“Kokumi” wants to be a flavor along with sweet, salty, bitter, sour and “umami”

So I was reading the latest Food Business News magazine from my monthly reading pile when I saw an article that said “Kokumi Strives To Become New Flavor”.

Apparently I’m a platinum member of the old fart club now, because the only tastes I knew of were sweet, salty, bitter and sour. Somewhere along the way, something called Umami got in the door, and now Kokumi wants to join the party.

According to the article, Kokumi is “the rich, strong taste in food”, while another website defines Umami as the “savouriness” of food.

Here’s the best part. The article says “By human sensory analysis, we found that various extracellular calcium-sensing receptors (CaSR) agonists enhance sweet, salty, and Umami tastes, although they have no taste themselves… these characteristics are known as “kokumi taste” and often appear in traditional Japanese cuisine.”

Soooo it’s a taste that has no taste.

Right.

Here’s the link to iPhone Genius Scan of the article…

Kokumi - New Flavor

2 thoughts on ““Kokumi” wants to be a flavor along with sweet, salty, bitter, sour and “umami”

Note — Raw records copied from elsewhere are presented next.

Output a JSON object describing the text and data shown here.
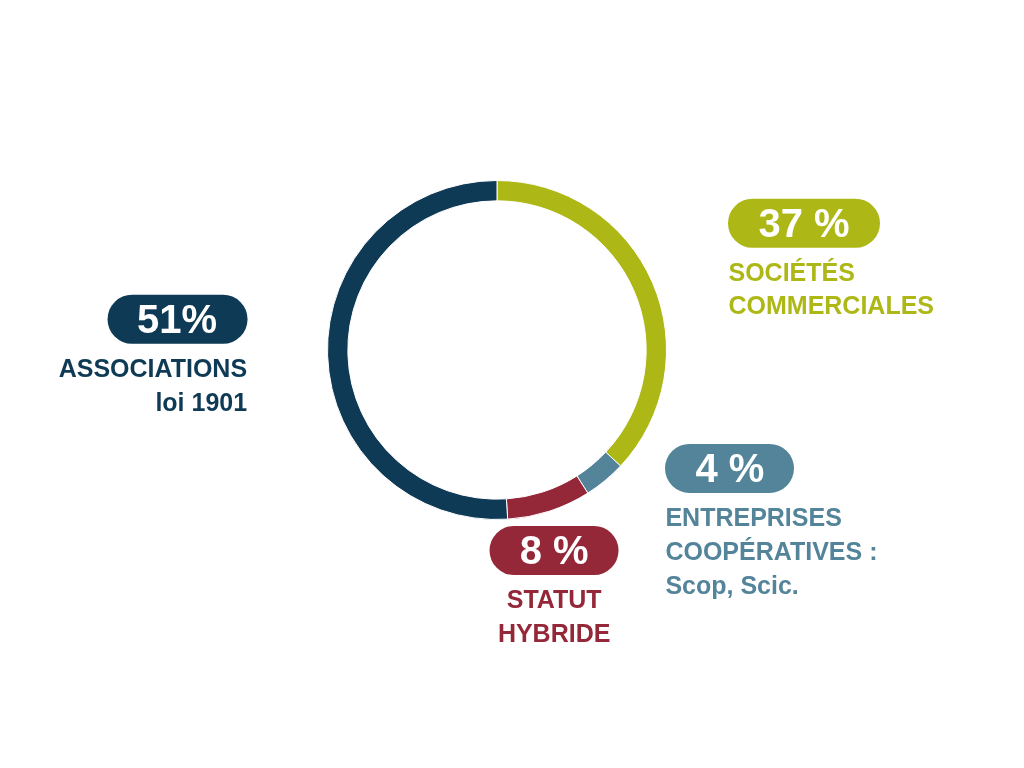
{
  "chart_data": {
    "type": "donut",
    "categories": [
      "SOCIÉTÉS\nCOMMERCIALES",
      "ENTREPRISES\nCOOPÉRATIVES :\nScop, Scic.",
      "STATUT\nHYBRIDE",
      "ASSOCIATIONS\nloi 1901"
    ],
    "values": [
      37,
      4,
      8,
      51
    ],
    "colors": [
      "#adb817",
      "#53849a",
      "#952838",
      "#0e3a55"
    ],
    "value_labels": [
      "37 %",
      "4 %",
      "8 %",
      "51%"
    ],
    "legend": false
  }
}
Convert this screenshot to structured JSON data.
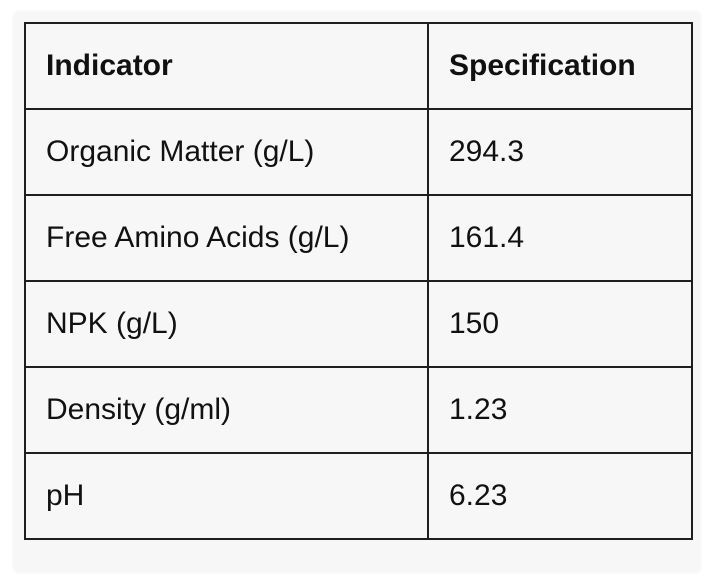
{
  "table": {
    "header": [
      "Indicator",
      "Specification"
    ],
    "rows": [
      [
        "Organic Matter (g/L)",
        "294.3"
      ],
      [
        "Free Amino Acids (g/L)",
        "161.4"
      ],
      [
        "NPK (g/L)",
        "150"
      ],
      [
        "Density (g/ml)",
        "1.23"
      ],
      [
        "pH",
        "6.23"
      ]
    ]
  }
}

  1. As someone from Germany, it’s hard to imagine anyone having difficulty with defining ‘hearty’. Potatoes are hearty, noodles are hearty, milk is hearty…and sweet, most meats are hearty and so are beans. What else would potatoes and noodles be? Sweet? I guess a little. Beans? Beans can only be hearty. To me it’s always been a flavor. So has savory (‘umami’). They just make it sound fancy shmancy because it’s a Japanese word to confuse you.

    Why do they not consider hearty and savory a taste?